Zaledwie cztery lata temu, w 2019 roku, większość sprzedawanych w Europie samochodów Volvo stanowiły pojazdy z silnikami Diesla. Teraz producent ogłasza, że zakończy ich produkcję na początku 2024 roku. Z fabryk będą wyjeżdżały wyłącznie auta z silnikami benzynowymi (w tym hybrydy) oraz elektryki. W 2030 roku będą to już tylko elektryki.
Koniec diesla w Volvo
„Elektryczne zespoły napędowe są naszą przyszłością, lepszą od silników spalinowych: generują mniej hałasu, wibracji, niższe koszty serwisowania dla naszych klientów i zerową emisję z rury wydechowej” – powiedział prezes Volvo, Jim Rowan. Firma ma być skupiona na stworzeniu szerokiej gamy elektryków, co ma być odpowiedzią na oczekiwania klientów oraz reakcją marki na zmiany klimatu (źródło).
W 2019 roku silniki Diesla stanowiły podstawę sprzedaży Volvo (i nie tylko Volvo) w Europie, modele zelektryfikowane dopiero zaczynały się pojawiać. Na początku 2024 roku samochody napędy zasilane przez olej napędowy przestaną być w Volvo produkowane. Tym samym należąca do chińskiego Geely marka stanie się pierwszym tradycyjnym producentem, który wyrzuci z oferty diesle. Informację ogłoszono podczas Tygodnia Klimatycznego w Nowym Jorku (NYC Climate Week).

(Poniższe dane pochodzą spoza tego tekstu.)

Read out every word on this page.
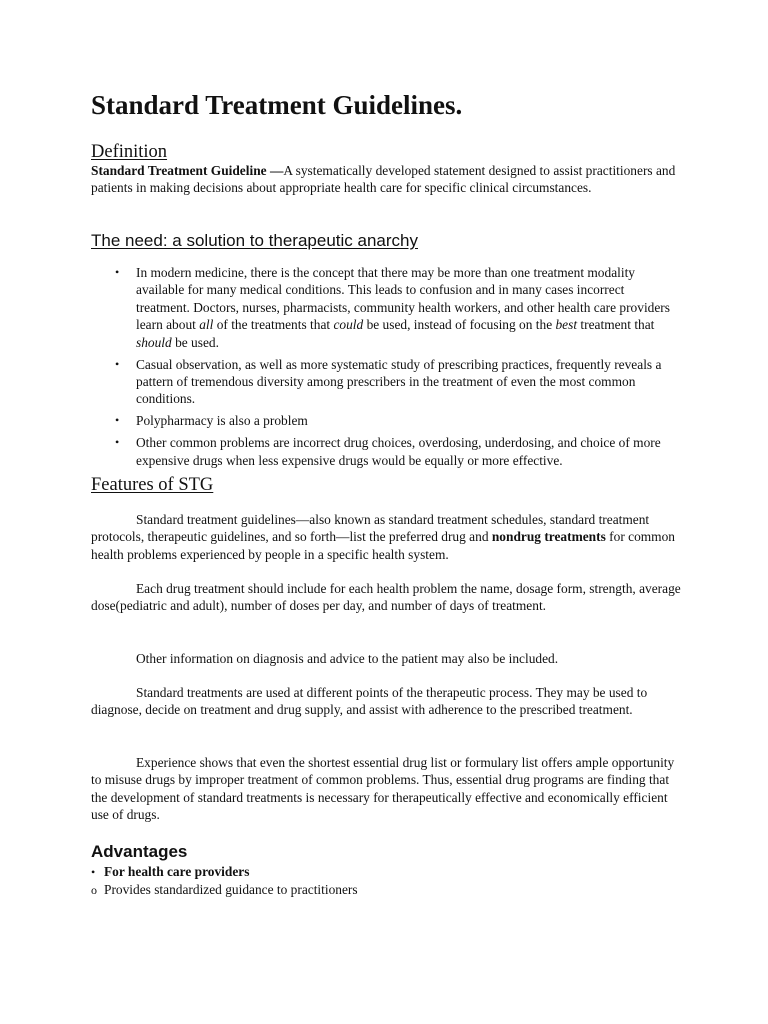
Standard Treatment Guidelines.
Definition

Standard Treatment Guideline —A systematically developed statement designed to assist practitioners and patients in making decisions about appropriate health care for specific clinical circumstances.

The need: a solution to therapeutic anarchy
• In modern medicine, there is the concept that there may be more than one treatment modality available for many medical conditions. This leads to confusion and in many cases incorrect treatment. Doctors, nurses, pharmacists, community health workers, and other health care providers learn about all of the treatments that could be used, instead of focusing on the best treatment that should be used.
• Casual observation, as well as more systematic study of prescribing practices, frequently reveals a pattern of tremendous diversity among prescribers in the treatment of even the most common conditions.
• Polypharmacy is also a problem
• Other common problems are incorrect drug choices, overdosing, underdosing, and choice of more expensive drugs when less expensive drugs would be equally or more effective.
Features of STG

Standard treatment guidelines—also known as standard treatment schedules, standard treatment protocols, therapeutic guidelines, and so forth—list the preferred drug and nondrug treatments for common health problems experienced by people in a specific health system.

Each drug treatment should include for each health problem the name, dosage form, strength, average dose(pediatric and adult), number of doses per day, and number of days of treatment.

Other information on diagnosis and advice to the patient may also be included.

Standard treatments are used at different points of the therapeutic process. They may be used to diagnose, decide on treatment and drug supply, and assist with adherence to the prescribed treatment.

Experience shows that even the shortest essential drug list or formulary list offers ample opportunity to misuse drugs by improper treatment of common problems. Thus, essential drug programs are finding that the development of standard treatments is necessary for therapeutically effective and economically efficient use of drugs.

Advantages

• For health care providers

o Provides standardized guidance to practitioners
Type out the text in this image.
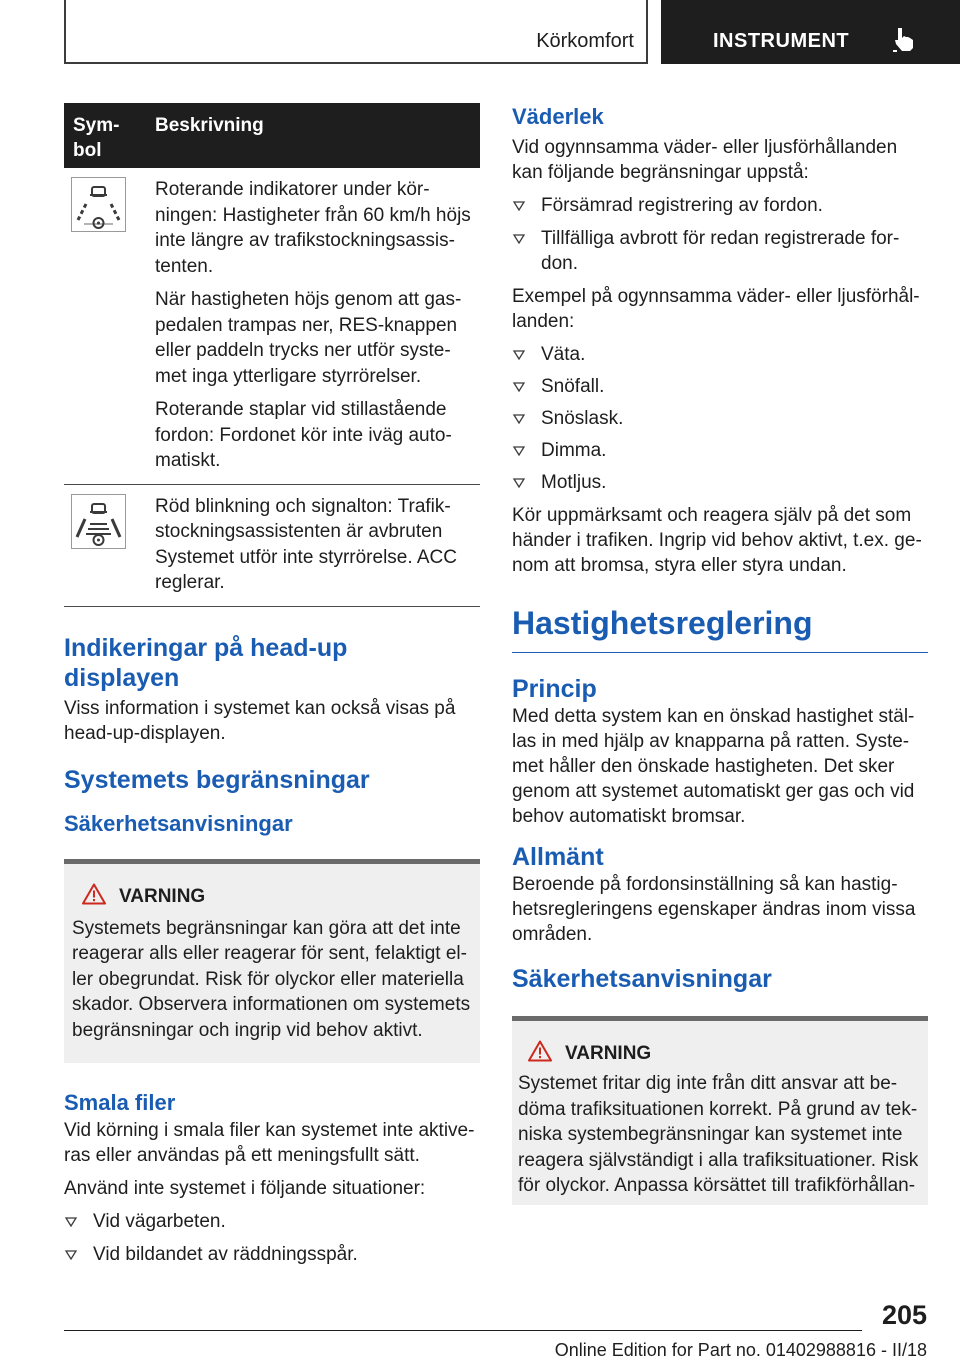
Körkomfort	INSTRUMENT
Sym-
bol
Beskrivning

Roterande indikatorer under kör-
ningen: Hastigheter från 60 km/h höjs
inte längre av trafikstockningsassis-
tenten.

När hastigheten höjs genom att gas-
pedalen trampas ner, RES-knappen
eller paddeln trycks ner utför syste-
met inga ytterligare styrrörelser.

Roterande staplar vid stillastående
fordon: Fordonet kör inte iväg auto-
matiskt.

Röd blinkning och signalton: Trafik-
stockningsassistenten är avbruten
Systemet utför inte styrrörelse. ACC
reglerar.

Indikeringar på head-up
displayen

Viss information i systemet kan också visas på
head-up-displayen.

Systemets begränsningar
Säkerhetsanvisningar
VARNING

Systemets begränsningar kan göra att det inte
reagerar alls eller reagerar för sent, felaktigt el-
ler obegrundat. Risk för olyckor eller materiella
skador. Observera informationen om systemets
begränsningar och ingrip vid behov aktivt.

Smala filer

Vid körning i smala filer kan systemet inte aktive-
ras eller användas på ett meningsfullt sätt.

Använd inte systemet i följande situationer:

Vid vägarbeten.
Vid bildandet av räddningsspår.
Väderlek

Vid ogynnsamma väder- eller ljusförhållanden
kan följande begränsningar uppstå:

Försämrad registrering av fordon.
Tillfälliga avbrott för redan registrerade for-
don.

Exempel på ogynnsamma väder- eller ljusförhål-
landen:

Väta.
Snöfall.
Snöslask.
Dimma.
Motljus.

Kör uppmärksamt och reagera själv på det som
händer i trafiken. Ingrip vid behov aktivt, t.ex. ge-
nom att bromsa, styra eller styra undan.

Hastighetsreglering
Princip

Med detta system kan en önskad hastighet stäl-
las in med hjälp av knapparna på ratten. Syste-
met håller den önskade hastigheten. Det sker
genom att systemet automatiskt ger gas och vid
behov automatiskt bromsar.

Allmänt

Beroende på fordonsinställning så kan hastig-
hetsregleringens egenskaper ändras inom vissa
områden.

Säkerhetsanvisningar
VARNING

Systemet fritar dig inte från ditt ansvar att be-
döma trafiksituationen korrekt. På grund av tek-
niska systembegränsningar kan systemet inte
reagera självständigt i alla trafiksituationer. Risk
för olyckor. Anpassa körsättet till trafikförhållan-

205
Online Edition for Part no. 01402988816 - II/18
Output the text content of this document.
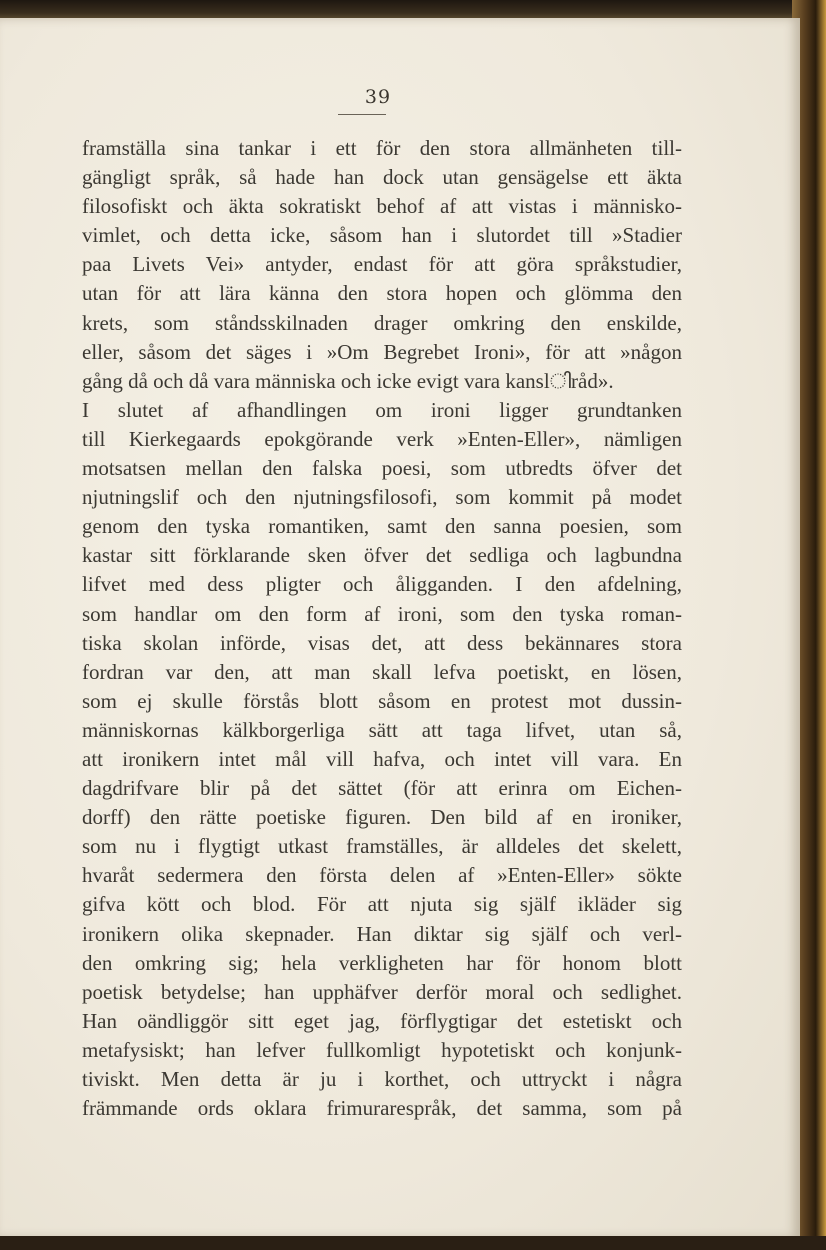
39
framställa sina tankar i ett för den stora allmänheten till-
gängligt språk, så hade han dock utan gensägelse ett äkta
filosofiskt och äkta sokratiskt behof af att vistas i människo-
vimlet, och detta icke, såsom han i slutordet till »Stadier
paa Livets Vei» antyder, endast för att göra språkstudier,
utan för att lära känna den stora hopen och glömma den
krets, som ståndsskilnaden drager omkring den enskilde,
eller, såsom det säges i »Om Begrebet Ironi», för att »någon
gång då och då vara människa och icke evigt vara kanslിråd».
I slutet af afhandlingen om ironi ligger grundtanken
till Kierkegaards epokgörande verk »Enten-Eller», nämligen
motsatsen mellan den falska poesi, som utbredts öfver det
njutningslif och den njutningsfilosofi, som kommit på modet
genom den tyska romantiken, samt den sanna poesien, som
kastar sitt förklarande sken öfver det sedliga och lagbundna
lifvet med dess pligter och åligganden. I den afdelning,
som handlar om den form af ironi, som den tyska roman-
tiska skolan införde, visas det, att dess bekännares stora
fordran var den, att man skall lefva poetiskt, en lösen,
som ej skulle förstås blott såsom en protest mot dussin-
människornas kälkborgerliga sätt att taga lifvet, utan så,
att ironikern intet mål vill hafva, och intet vill vara. En
dagdrifvare blir på det sättet (för att erinra om Eichen-
dorff) den rätte poetiske figuren. Den bild af en ironiker,
som nu i flygtigt utkast framställes, är alldeles det skelett,
hvaråt sedermera den första delen af »Enten-Eller» sökte
gifva kött och blod. För att njuta sig själf ikläder sig
ironikern olika skepnader. Han diktar sig själf och verl-
den omkring sig; hela verkligheten har för honom blott
poetisk betydelse; han upphäfver derför moral och sedlighet.
Han oändliggör sitt eget jag, förflygtigar det estetiskt och
metafysiskt; han lefver fullkomligt hypotetiskt och konjunk-
tiviskt. Men detta är ju i korthet, och uttryckt i några
främmande ords oklara frimurarespråk, det samma, som på
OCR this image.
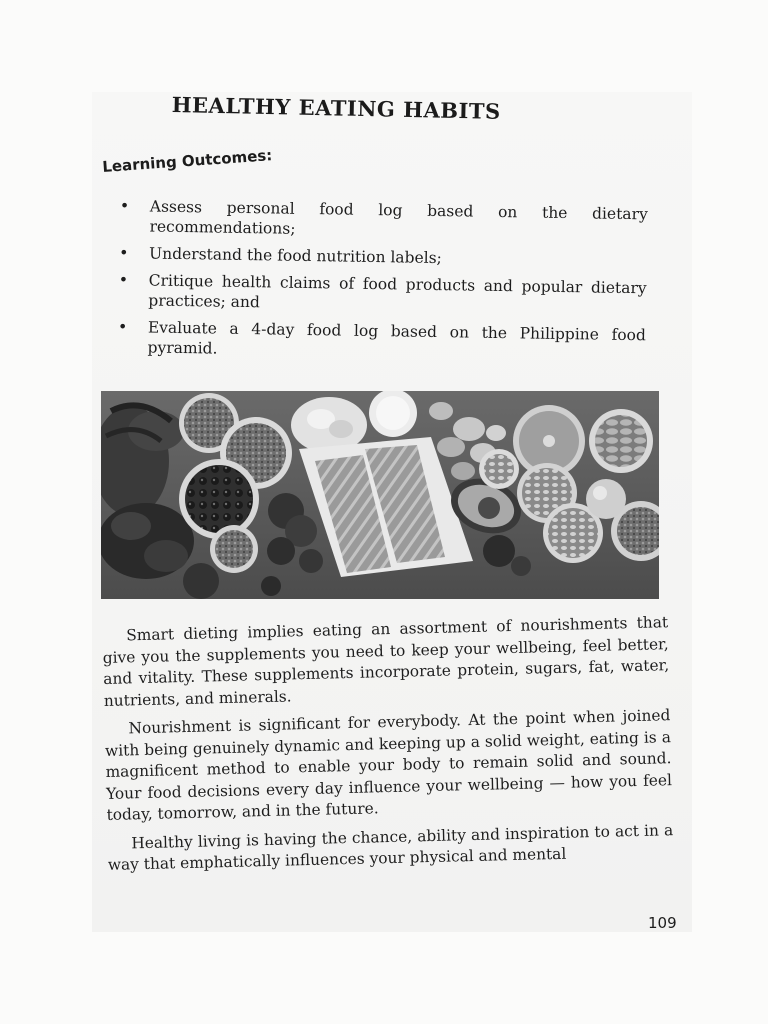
HEALTHY EATING HABITS
Learning Outcomes:
• Assess personal food log based on the dietary recommendations;
• Understand the food nutrition labels;
• Critique health claims of food products and popular dietary practices; and
• Evaluate a 4-day food log based on the Philippine food pyramid.

Smart dieting implies eating an assortment of nourishments that give you the supplements you need to keep your wellbeing, feel better, and vitality. These supplements incorporate protein, sugars, fat, water, nutrients, and minerals.

Nourishment is significant for everybody. At the point when joined with being genuinely dynamic and keeping up a solid weight, eating is a magnificent method to enable your body to remain solid and sound. Your food decisions every day influence your wellbeing — how you feel today, tomorrow, and in the future.

Healthy living is having the chance, ability and inspiration to act in a way that emphatically influences your physical and mental

109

Aktualnie Volvo ma w polskiej ofercie wyłącznie modele pseudohybrydowe, B4 i B5 (np. Volvo XC60 B4), bez starszych Dx. Według oficjalnej procedury pomiarowej, diesle palą mniej niż warianty benzynowe, ich emisja dwutlenku węgla jest więc niższa. Logiczniejsze zatem wydawałoby się wyrzucenie z oferty raczej silników benzynowych, skoro mówimy o chęci obniżenia emisji CO2. Volvo ma tego świadomość, podkreśla, że auta spalające olej napędowy oprócz dwutlenku węgla emitują też tlenki azotu, które pogarszają jakość powietrza, szczególnie w miastach.